There’s something in the human heart that demands a king. We want someone upon whom we can gaze with admiration and respect, even awe. This is why so many nations have kept their monarchies alive in a non-governing role—we crave the crown. In Tolkien’s The Lord of the Rings, the nation Gondor has been a shadow of its former self since its kingly line vanished, its place held by lesser stewards. Gondor is in turmoil and disarray in the face of a looming threat from the Dark Lord Sauron until its rightful king, Aragorn, returns and unites the West against the forces of evil (in the aptly titled The Return of the King).

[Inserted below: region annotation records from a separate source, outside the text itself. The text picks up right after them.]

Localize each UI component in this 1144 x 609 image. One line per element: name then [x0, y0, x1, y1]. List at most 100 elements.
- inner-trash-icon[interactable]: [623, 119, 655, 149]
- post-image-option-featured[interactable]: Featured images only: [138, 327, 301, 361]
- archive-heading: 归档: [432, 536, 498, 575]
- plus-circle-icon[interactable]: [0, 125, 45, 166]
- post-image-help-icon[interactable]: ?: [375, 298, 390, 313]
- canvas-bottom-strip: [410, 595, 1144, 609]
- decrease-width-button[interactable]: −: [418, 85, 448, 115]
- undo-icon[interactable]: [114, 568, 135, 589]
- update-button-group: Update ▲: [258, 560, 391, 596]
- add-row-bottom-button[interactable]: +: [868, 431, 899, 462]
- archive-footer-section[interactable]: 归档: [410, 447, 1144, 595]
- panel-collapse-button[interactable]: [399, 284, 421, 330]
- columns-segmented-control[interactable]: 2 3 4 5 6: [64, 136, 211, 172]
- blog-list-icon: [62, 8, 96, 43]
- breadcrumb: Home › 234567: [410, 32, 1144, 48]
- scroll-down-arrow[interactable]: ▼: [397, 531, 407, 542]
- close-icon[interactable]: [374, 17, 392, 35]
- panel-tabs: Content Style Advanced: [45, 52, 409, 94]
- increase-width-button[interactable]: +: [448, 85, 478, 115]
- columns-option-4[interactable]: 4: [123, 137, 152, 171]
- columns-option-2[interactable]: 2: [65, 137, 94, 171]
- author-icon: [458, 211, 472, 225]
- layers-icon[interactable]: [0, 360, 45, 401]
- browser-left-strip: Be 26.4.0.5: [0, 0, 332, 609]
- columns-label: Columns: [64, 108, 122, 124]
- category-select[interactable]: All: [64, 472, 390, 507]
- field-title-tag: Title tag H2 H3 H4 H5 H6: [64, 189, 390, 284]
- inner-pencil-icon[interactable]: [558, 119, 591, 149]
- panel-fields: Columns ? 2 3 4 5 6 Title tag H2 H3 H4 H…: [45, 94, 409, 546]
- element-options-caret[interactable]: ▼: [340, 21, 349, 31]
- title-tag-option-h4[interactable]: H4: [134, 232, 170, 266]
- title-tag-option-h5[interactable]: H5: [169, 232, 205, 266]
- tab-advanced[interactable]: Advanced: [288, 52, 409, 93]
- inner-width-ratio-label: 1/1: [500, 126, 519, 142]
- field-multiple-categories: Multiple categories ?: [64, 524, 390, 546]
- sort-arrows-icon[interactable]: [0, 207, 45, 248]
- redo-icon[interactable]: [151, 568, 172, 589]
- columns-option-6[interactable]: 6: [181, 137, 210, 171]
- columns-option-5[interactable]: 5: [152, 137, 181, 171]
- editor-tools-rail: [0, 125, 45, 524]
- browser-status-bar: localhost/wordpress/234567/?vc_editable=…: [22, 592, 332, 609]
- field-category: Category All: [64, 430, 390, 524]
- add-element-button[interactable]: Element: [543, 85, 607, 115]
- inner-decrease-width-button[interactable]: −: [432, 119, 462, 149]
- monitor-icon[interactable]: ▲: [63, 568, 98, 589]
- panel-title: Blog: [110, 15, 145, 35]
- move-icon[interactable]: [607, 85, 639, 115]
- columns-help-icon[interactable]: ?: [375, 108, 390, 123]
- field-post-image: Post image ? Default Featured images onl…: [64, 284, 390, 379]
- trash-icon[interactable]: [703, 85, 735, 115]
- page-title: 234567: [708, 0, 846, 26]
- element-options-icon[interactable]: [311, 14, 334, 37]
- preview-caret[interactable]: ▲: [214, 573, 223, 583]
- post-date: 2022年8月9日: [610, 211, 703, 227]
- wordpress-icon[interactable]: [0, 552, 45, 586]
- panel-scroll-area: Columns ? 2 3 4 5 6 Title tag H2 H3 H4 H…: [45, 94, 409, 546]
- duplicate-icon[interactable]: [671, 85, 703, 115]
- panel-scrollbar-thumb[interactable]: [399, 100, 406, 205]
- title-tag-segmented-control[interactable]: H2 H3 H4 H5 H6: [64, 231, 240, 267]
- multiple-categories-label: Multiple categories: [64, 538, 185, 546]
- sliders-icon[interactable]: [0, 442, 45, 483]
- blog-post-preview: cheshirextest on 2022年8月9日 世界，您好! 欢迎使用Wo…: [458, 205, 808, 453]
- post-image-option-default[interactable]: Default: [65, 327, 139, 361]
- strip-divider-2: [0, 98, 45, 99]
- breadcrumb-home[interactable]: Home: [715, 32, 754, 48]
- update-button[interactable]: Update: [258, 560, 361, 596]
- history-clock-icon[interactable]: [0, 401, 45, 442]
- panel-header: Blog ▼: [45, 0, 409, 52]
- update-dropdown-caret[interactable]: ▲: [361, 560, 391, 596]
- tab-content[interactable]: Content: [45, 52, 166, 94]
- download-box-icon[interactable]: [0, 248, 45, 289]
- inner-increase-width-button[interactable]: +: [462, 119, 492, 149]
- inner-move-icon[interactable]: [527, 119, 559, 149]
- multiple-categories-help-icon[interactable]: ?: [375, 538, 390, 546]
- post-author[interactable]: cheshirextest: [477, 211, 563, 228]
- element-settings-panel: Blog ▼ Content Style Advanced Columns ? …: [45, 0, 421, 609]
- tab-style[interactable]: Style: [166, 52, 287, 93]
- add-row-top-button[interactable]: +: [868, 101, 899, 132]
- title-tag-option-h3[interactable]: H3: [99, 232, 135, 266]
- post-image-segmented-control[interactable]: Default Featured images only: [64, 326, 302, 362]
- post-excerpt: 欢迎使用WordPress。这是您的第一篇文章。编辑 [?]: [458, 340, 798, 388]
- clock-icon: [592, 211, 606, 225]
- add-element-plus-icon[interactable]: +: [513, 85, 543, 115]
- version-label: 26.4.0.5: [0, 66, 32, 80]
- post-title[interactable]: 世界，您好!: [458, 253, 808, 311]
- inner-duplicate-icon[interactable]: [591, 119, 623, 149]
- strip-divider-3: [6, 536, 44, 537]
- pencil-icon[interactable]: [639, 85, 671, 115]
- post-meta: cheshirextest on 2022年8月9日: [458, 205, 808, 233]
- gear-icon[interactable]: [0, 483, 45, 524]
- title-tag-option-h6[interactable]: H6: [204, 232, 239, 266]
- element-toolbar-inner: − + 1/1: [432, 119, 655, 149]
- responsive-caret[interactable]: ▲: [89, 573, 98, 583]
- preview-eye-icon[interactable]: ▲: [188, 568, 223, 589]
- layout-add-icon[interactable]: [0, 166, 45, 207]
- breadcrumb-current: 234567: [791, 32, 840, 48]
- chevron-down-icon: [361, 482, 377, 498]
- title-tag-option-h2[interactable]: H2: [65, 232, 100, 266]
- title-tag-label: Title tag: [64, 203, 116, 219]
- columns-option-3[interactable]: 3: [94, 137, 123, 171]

God warned Israel that having a king is not to be taken lightly. A king possesses immense power over his people, and there is little recourse should he choose to abuse that power. He may be a harsh master, extracting heavy taxes and demanding sons for his army and daughters for his household. But the people continue to ask for a king.
How often, I wonder, do we demand from God what we do not need? Israel saw God as the problem: a tight-fisted and greedy being unwilling to give His people the monarchy they so desperately wanted. We, too, resent God when He fails to give us what we want. We come to God seeking a good internship, better mental health, romantic love, and all God gives us is rejection, depression, and rejection. It is easy to grow bitter, to insist we know what is best for ourselves. We approach God as if he is the loan officer at a bank, trying to bargain with Him, to prove to Him that we can handle it, that we have earned it.
Sometimes, like in 1 Samuel 8, God gives us what we ask for. He gave Israel Saul. And for a while, the people felt vindicated in their demand. Saul was a smashing success; the Philistines were beaten back, the stock market was up, and gas prices were down. But only God sees the ends of things, and God knew that this monarchy would end poorly.
Israel would have saved itself a lot of trouble if it had never asked for a king, if it had trusted that God knew what it needed and would bountifully supply. We, too, would be well-served to remember the words of John Newton: “All shall work together for good. Everything is needful that He sends; nothing can be needful that He withholds. Be content to bear the cross; others have borne it before you.”
Do not resent God when He withholds the thing you most want. Seek to know His will and understand what it is you truly need. Do not satisfy yourself by making kings out of the things of this world; satisfy yourself with nothing less than the Eternal King. Take comfort! He knows exactly what you need and will supply immeasurably more than you could ask or imagine. Everything is needful that He sends; nothing can be needful that He withholds.